Senator Lindsey Graham Proposes Nationwide 15-Week Abortion Ban

Graham said the legislation is comparable to abortion regulations in 47 European countries


South Carolina Senator Lindsey Graham proposed a nationwide policy banning abortion after 15 weeks of pregnancy.

Titled the Protecting Pain-Capable Unborn Children from Late-Term Abortions Act, the bill would permit abortion to save the life of the mother or if the pregnancy was conceived through rape or incest.

The Republicans introduced the bill to the senate on Sept. 13 with the support of anti-abortion advocates. 

While speaking to the press on Capitol Hill, Graham said the policy was in line with abortion regulations in most European countries as “47 of 50 European countries” currently ban abortion between 12 to 15 weeks of pregnancy.

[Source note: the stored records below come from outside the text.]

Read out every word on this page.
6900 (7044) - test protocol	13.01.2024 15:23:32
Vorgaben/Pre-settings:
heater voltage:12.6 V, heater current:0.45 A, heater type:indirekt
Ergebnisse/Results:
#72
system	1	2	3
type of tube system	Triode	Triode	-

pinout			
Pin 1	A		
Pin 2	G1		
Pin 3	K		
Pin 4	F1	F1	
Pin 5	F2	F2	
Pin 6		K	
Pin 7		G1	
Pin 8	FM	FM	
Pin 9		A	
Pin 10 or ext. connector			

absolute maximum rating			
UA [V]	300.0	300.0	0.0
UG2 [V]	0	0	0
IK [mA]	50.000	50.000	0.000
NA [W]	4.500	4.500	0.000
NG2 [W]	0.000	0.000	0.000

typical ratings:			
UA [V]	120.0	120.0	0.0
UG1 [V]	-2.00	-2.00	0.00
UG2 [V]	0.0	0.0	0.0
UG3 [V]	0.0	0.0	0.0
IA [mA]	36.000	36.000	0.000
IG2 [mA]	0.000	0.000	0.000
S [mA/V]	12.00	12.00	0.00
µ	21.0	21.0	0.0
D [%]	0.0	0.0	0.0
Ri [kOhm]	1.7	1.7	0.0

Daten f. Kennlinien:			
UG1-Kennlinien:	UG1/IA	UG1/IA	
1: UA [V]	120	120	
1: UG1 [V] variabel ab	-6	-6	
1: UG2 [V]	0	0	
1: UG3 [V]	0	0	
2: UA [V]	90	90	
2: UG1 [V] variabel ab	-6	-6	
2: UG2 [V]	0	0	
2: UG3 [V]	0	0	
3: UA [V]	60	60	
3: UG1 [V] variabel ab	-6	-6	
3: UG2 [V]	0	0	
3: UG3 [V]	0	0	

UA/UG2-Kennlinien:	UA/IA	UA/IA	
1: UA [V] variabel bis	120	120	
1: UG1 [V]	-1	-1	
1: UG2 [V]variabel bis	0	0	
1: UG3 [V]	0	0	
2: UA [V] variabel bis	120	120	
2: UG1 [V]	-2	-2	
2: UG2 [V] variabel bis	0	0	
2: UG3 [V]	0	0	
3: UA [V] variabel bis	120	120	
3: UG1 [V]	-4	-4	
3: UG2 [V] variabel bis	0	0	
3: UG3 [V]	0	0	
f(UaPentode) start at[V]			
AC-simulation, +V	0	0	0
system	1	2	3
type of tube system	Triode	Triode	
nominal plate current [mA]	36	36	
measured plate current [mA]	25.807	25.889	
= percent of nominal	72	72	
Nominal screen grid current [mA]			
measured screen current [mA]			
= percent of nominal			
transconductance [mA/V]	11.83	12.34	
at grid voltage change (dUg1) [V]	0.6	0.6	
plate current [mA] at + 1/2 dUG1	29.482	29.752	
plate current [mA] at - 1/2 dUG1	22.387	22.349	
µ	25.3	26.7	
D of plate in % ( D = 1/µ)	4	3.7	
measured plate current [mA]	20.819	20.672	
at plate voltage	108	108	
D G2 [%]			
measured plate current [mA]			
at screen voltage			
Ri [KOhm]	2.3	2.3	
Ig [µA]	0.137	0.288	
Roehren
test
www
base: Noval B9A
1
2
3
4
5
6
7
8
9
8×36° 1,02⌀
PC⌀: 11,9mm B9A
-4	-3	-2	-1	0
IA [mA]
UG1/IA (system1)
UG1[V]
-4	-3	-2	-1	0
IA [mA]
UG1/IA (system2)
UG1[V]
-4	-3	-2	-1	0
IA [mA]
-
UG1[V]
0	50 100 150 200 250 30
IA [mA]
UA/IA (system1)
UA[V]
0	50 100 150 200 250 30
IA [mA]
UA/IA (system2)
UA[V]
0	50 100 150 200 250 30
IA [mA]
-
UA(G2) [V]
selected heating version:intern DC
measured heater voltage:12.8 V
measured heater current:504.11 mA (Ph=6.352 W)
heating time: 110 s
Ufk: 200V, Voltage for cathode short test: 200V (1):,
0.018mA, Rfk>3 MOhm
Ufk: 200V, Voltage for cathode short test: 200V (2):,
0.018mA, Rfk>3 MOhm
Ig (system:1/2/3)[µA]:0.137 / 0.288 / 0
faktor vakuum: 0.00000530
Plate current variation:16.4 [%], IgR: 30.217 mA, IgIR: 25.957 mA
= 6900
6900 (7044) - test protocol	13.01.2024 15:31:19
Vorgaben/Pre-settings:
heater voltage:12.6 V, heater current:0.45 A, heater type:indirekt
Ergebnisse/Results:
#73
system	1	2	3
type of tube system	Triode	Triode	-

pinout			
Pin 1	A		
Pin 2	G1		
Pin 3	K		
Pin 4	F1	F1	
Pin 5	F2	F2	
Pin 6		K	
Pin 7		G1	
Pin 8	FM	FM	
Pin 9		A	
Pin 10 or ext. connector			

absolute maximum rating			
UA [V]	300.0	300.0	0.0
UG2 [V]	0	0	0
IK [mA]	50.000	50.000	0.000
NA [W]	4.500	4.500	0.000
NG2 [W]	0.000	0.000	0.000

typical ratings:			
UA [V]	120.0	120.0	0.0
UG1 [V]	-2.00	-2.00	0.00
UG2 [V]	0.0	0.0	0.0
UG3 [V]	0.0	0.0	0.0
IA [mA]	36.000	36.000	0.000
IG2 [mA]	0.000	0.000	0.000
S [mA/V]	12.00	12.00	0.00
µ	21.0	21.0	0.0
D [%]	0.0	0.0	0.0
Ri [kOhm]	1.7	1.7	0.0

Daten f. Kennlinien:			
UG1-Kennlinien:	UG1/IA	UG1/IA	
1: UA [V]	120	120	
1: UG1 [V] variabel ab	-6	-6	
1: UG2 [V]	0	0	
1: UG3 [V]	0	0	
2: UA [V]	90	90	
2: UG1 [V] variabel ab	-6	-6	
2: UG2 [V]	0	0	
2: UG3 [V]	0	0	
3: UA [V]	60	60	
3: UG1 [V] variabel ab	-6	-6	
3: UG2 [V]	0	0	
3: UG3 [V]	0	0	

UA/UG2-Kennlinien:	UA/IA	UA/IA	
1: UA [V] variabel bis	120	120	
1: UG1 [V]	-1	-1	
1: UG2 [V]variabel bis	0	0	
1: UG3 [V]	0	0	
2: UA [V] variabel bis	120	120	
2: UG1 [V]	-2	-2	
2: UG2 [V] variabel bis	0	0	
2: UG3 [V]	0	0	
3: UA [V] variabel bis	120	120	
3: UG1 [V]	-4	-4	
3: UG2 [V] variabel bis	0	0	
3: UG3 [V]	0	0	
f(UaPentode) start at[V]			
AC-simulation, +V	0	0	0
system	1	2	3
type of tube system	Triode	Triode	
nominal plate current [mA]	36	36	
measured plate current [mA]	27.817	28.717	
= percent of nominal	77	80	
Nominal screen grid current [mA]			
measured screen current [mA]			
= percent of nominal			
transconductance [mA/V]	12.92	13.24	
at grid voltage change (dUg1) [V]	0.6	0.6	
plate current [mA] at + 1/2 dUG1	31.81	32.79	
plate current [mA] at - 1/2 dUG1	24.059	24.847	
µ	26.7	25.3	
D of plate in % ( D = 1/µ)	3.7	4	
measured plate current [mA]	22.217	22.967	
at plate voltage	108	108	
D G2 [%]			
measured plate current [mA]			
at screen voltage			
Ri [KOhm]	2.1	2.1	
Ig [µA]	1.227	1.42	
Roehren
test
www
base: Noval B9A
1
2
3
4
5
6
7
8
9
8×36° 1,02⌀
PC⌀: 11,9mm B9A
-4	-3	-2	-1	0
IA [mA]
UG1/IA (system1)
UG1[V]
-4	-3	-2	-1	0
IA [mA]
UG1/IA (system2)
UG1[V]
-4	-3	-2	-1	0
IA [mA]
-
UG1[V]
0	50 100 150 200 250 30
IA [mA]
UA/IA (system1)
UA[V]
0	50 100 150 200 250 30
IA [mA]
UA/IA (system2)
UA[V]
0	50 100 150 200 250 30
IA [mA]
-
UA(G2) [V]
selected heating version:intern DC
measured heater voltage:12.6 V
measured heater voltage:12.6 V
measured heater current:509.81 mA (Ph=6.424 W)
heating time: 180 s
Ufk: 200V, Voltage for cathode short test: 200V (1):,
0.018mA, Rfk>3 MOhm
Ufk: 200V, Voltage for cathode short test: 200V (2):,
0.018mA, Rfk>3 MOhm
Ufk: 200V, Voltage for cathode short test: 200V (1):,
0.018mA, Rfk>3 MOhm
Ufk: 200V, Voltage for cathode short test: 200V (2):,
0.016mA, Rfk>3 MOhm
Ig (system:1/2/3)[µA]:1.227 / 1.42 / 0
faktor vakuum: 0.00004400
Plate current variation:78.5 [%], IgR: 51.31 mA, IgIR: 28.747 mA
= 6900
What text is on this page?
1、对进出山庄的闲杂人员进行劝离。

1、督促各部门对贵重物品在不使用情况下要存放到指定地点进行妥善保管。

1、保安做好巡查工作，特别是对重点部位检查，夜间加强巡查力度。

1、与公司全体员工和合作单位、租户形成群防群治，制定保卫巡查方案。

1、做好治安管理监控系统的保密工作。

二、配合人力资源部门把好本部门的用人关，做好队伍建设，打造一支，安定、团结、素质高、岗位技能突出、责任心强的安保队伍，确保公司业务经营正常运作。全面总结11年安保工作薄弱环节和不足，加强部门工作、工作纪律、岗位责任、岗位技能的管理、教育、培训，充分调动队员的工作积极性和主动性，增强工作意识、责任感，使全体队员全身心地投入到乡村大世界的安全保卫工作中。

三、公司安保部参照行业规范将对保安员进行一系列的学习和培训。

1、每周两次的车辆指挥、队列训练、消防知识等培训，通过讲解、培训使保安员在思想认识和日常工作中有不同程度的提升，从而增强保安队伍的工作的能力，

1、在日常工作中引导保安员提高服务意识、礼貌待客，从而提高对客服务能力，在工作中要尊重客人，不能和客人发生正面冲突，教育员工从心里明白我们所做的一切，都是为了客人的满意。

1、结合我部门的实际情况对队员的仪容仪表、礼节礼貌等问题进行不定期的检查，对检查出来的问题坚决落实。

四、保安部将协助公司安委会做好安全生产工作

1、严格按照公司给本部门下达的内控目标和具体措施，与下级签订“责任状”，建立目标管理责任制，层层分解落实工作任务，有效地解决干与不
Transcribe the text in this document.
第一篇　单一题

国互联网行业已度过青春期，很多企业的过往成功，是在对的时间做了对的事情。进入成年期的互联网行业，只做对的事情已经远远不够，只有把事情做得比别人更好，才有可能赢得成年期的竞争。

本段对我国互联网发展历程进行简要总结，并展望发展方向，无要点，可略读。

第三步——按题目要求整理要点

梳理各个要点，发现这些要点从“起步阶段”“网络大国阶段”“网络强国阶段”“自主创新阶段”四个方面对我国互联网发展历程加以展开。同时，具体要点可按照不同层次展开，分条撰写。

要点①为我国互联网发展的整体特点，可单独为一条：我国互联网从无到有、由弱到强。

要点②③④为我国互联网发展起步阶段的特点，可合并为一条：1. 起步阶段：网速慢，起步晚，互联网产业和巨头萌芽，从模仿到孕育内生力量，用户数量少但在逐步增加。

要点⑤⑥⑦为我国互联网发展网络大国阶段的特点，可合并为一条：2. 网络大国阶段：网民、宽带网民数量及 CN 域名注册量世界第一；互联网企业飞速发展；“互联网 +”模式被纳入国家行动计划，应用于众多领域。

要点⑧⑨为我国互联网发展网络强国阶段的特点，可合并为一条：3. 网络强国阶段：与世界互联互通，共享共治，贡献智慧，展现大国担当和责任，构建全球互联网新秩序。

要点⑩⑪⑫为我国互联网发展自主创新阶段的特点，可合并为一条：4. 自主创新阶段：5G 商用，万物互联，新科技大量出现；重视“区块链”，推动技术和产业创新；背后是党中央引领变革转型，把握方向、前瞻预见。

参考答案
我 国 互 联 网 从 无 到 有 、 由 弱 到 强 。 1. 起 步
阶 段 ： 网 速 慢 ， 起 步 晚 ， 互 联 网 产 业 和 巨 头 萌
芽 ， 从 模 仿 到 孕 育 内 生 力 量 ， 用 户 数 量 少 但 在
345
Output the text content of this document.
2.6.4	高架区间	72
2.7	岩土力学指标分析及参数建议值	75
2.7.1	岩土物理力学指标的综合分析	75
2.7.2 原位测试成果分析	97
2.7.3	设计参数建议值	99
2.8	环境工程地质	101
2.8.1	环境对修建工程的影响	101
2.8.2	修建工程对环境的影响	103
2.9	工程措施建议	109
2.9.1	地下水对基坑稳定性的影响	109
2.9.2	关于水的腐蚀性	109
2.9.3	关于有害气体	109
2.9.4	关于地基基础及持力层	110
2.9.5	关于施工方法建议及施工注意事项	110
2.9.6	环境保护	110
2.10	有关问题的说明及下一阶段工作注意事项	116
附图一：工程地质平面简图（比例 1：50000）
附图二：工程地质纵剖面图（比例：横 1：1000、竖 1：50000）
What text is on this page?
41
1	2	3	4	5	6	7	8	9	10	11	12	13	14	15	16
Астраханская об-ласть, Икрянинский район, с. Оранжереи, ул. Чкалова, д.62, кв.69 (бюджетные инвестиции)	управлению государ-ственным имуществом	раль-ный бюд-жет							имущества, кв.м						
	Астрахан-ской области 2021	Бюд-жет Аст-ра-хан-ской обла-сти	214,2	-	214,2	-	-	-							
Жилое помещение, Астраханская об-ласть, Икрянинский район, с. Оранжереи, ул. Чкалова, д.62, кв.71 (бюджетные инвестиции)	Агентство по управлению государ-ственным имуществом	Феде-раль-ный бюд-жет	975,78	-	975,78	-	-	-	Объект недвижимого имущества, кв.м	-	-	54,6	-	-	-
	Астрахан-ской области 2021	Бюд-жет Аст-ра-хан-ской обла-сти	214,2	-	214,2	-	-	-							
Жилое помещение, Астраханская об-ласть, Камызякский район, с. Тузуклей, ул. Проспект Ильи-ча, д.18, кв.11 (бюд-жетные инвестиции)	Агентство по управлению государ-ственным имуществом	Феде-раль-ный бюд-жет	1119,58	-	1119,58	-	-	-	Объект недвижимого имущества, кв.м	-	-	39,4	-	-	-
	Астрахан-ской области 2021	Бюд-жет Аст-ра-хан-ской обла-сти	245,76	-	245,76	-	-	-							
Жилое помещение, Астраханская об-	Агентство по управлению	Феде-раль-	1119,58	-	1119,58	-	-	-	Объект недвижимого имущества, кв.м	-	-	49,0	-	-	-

“Abortion is not banned in America. It’s left up to the elected officials in America to define the issue,” Graham told reporters, per CBS News. “States have the ability to do it at the state level, and we have the ability in Washington to speak on this issue if we choose. I have chosen to speak. I have chosen to craft legislation that I think is eminently reasonable in the eyes of the world and I hope the American people.”

He added that scientific research indicates a baby is capable of feeling pain at 15 weeks gestation. 

According to the American College of Pediatricians, medical experts did not believe babies could feel pain because “concern over whether pain can be perceived by a person who does not yet have a mature, conscious awareness, has obscured actual evidence that an immature person’s physiology is changed by pain.”

Subsequently, medical researchers found that “24 weeks gestation was the earliest fetal pain was thought possible due to the timing of connections forming between the thalamus (which receives information from peripheral pain receptors via the spinal cord), and the cerebral cortex. However, there is now evidence that pain does not require the cortex, subcortical structures are sufficient.”

The ACPeds say some laboratory and clinical data indicate babies in the uterus can feel pain as early as 12 weeks. 

Graham previously commended the Supreme Court for its June 24 decision to overturn federal abortion protections established as part of Roe v. Wade in 1973. He said the ruling, part of the court’s decision in Dobbs v. Jackson Women’s Health, was a “long overdue constitutional correction allowing the officials in the states to decide issues of life.”

In January of 2021, Graham proposed a national ban on abortion at 20 weeks, per Newsweek.  

The Biden administration denounced Graham’s proposed bill as “wildly out of step with what Americans believe.”

“The President and Vice President are fighting for progress, while Republicans are fighting to take us back,” said White House Press Secretary Karien Jean-Pierre. “President Biden and Congressional Democrats are committed to restoring the protections of Roe v. Wade in the face of continued radical steps by elected Republicans to put personal health care decisions in the hands of politicians instead of women and their doctors, threatening women’s health and lives.”

The statement did not address Graham’s comparison to European policies or claims regarding fetal pain.